If you use an Android device and happen upon an update for Adobe Flash player, you’d best not download it. A new strain of malware posing as an innocuous software upgrade is spreading like wildfire via social media and compromised websites.
It looks legitimate enough to fool, at first. A malicious link directs unwitting users to a download page that instructs you to “upgrade” Adobe Flash, a browser plugin designed to run multimedia games and apps on the web. In truth, it downloads a malicious application called “Android/TrojanDownloader.Agent.Jl”.
A second message, which appears after several seconds has elapsed, falsely warns users that their device’s battery-saving mode has been disabled, and prompts them to toggle a switch to enable it again. Users who do so are redirected to the Android Accessibility settings page, where the malware overlays a fake “Saving Battery” option.
If the fake option is toggled, the malware’s effectively granted permission to monitor actions, retrieve window content, and turn on device features at will. It will contact a remote server, sending the compromised device’s details and initiating the download of more apps, adware, and even spyware.
The damage can be difficult to undo. A false device lock screen prevents users from uninstalling the app. And even if it’s bypassed, removing the trojan from the Settings menu doesn’t remove any apps it installed surreptitiously.
Lukas Stefanko, an ESET malware researcher, told Neowin the best way to remove the trojan is to use a mobile security solution.
The best way to protect yourself is to avoid downloading and installing suspicious files from the internet. The malware’s references to Flash Player should be a tip off, too — Adobe discontinued support for the plugin on Android as a result of stability and security concerns.

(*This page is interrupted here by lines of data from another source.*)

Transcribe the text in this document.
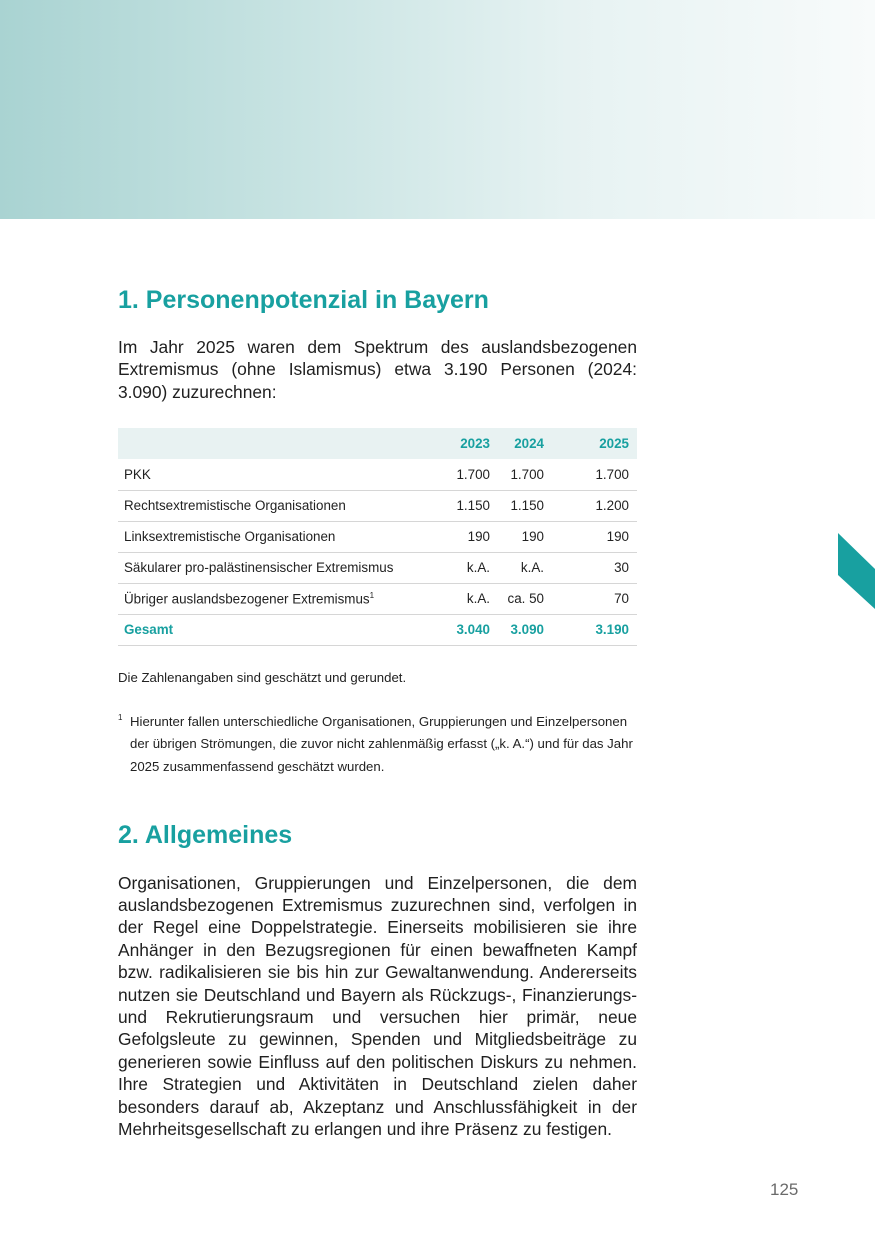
1. Personenpotenzial in Bayern

Im Jahr 2025 waren dem Spektrum des auslandsbezogenen Extremismus (ohne Islamismus) etwa 3.190 Personen (2024: 3.090) zuzurechnen:

	2023	2024	2025
PKK	1.700	1.700	1.700
Rechtsextremistische Organisationen	1.150	1.150	1.200
Linksextremistische Organisationen	190	190	190
Säkularer pro-palästinensischer Extremismus	k.A.	k.A.	30
Übriger auslandsbezogener Extremismus$^1$	k.A.	ca. 50	70
Gesamt	3.040	3.090	3.190

Die Zahlenangaben sind geschätzt und gerundet.

1 Hierunter fallen unterschiedliche Organisationen, Gruppierungen und Einzelpersonen der übrigen Strömungen, die zuvor nicht zahlenmäßig erfasst („k. A.“) und für das Jahr 2025 zusammenfassend geschätzt wurden.
2. Allgemeines

Organisationen, Gruppierungen und Einzelpersonen, die dem auslandsbezogenen Extremismus zuzurechnen sind, verfolgen in der Regel eine Doppelstrategie. Einerseits mobilisieren sie ihre Anhänger in den Bezugsregionen für einen bewaffneten Kampf bzw. radikalisieren sie bis hin zur Gewaltanwendung. Andererseits nutzen sie Deutschland und Bayern als Rückzugs-, Finanzierungs- und Rekrutierungsraum und versuchen hier primär, neue Gefolgsleute zu gewinnen, Spenden und Mitgliedsbeiträge zu generieren sowie Einfluss auf den politischen Diskurs zu nehmen. Ihre Strategien und Aktivitäten in Deutschland zielen daher besonders darauf ab, Akzeptanz und Anschlussfähigkeit in der Mehrheitsgesellschaft zu erlangen und ihre Präsenz zu festigen.

125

The malware’s far from the first of its kind. “Gooligan,” an app which which can steal your Gmail account and authentication information, install apps from the Google Play store, rate them without consent, and install adware, infected more than one million devices last year. Another, “Humingbad,” which fraudulently injects third-party ads into applications, was detected on as many as ten million devices in July 2016.
Luckily, Google’s taking charge. At the recent RSA security conference in San Francisco on Wednesday, the search giant announced that Verify Apps, an Android security feature which automatically scans devices for viruses and malware, checked more than 750 million Android devices each day last year. And Google said it’s working with 351 wireless carriers to improve the time it takes to test security patches before deploying them to users.